Lil stared in horror. A gigantic serpent was rapidly making its way towards them, one that glittered entirely black as it snaked its way between and across the surrounding hillocks
‘Ah, the serpent is here, ‘Milton said calmly.
*
Chapter 33
The monster slowed then stopped right by them, giving a final snort of smoke, of roaring flames.
Its eyes glowed, the illumination of a bright light deep inside them
And within that eye, Lil saw a man.
This time, it wasn’t a bear-man, as she had seen within the eye of the dragon. It was a man free of any animal metamorphosis.
It was, in fact, a man she recognised.
For it was the man she had witnessed being tortured, raised upon his cross, and speared.
A man she had already seen killed twice.
*
Just below the eye, a part of the serpent’s scaly side shivered, then slid aside.
It was a door, revealing the metallic interior. A man stepped out, the same man: tall, handsome, bearded and with long, flowing hair.
And yet this same man was still standing by the eye-like window.
They could have been twins; only then a third and even a fourth man stepped out of the serpent’s insides, all of them differing in no way that Lil could see.
Sis apparently saw no need to fear them, for her armour had vanished once more, replaced now by a silken gown of butterfly-wings.
‘You can all
come with us,’ one of the men stated kindly. ‘And everything will be explained.’
*
The ‘serpent’ slithered unusually quickly over the difficult terrain. The many wheels of each linked carriage were tracked with metal plates that effortlessly crushed any object seeking to cause an obstacle to its progress.
It took them – Sis, Lil and Milton – towards yet another remarkably intact building excavated from the many layers of soil that had subsumed the Golden Age.
‘Clones,’ Milton explained, noting the confusion on Lil’s face as she took in that everybody aboard this train looked exactly the same. ‘Taking a small part of a man or animal, you can replicate him many times, perhaps even blending them together if you’re skilled enough; or even, as in my case, bring someone long dead back to life.’
‘But why?’ Lil asked. ‘Why would anyone need to replicate the same man over and over? How is that an improvement?’
‘And why this particular man?’ Sis added.

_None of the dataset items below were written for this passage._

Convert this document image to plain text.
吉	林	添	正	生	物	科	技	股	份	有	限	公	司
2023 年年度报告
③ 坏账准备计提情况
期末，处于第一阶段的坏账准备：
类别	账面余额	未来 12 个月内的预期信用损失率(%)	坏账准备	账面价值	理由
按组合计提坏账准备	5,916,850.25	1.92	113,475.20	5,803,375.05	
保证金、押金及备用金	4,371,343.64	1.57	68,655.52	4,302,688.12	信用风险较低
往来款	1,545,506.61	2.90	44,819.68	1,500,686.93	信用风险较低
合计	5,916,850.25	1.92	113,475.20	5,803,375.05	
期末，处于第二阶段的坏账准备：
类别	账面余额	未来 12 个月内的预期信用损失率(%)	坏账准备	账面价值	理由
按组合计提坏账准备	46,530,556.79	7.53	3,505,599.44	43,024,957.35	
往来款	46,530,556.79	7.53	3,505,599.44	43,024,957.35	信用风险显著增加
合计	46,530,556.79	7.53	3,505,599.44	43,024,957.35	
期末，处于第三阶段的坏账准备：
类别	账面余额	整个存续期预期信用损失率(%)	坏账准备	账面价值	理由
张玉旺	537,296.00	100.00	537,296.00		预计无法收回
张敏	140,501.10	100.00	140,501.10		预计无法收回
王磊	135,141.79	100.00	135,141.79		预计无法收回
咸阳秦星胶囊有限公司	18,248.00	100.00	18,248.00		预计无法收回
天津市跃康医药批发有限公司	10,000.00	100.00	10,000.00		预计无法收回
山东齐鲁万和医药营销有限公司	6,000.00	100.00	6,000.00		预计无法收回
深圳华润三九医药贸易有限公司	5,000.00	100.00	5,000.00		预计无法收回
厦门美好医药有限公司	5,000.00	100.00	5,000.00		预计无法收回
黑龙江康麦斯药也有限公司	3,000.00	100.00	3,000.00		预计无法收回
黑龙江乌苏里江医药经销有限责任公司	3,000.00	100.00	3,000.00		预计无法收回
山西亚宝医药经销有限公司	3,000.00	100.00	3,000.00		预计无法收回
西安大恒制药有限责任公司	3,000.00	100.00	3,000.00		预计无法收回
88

‘The improvement was sought through collecting the biological plans – the DNA – of famous people and their descendants: for it was discovered that this DNA was not only a memory of the physical person, but also stored their every thought, their every idea! Think how wonderful it would be to access the thoughts of people long dead! Unfortunately, my own memories lay languishing in this great library until your book set in motion a search.’
‘But why this man,’ Lil asked, repeating Sis’s question once again as she nodded towards the clones efficiently going about their business within the train’s interior. ‘Why repeat him?’
‘We are all connected, in our way, linking back to our own mother, who is naturally attuned to the vibrations of our DNA: yet even she finds it easier to establish that contact through a mind whose workings she has become used and attuned to.’
‘Your mother?’
Sis sounded incredulous.
‘Yes, yes, of course; who else do you think you are about to meet? We all have a mother, my dear!’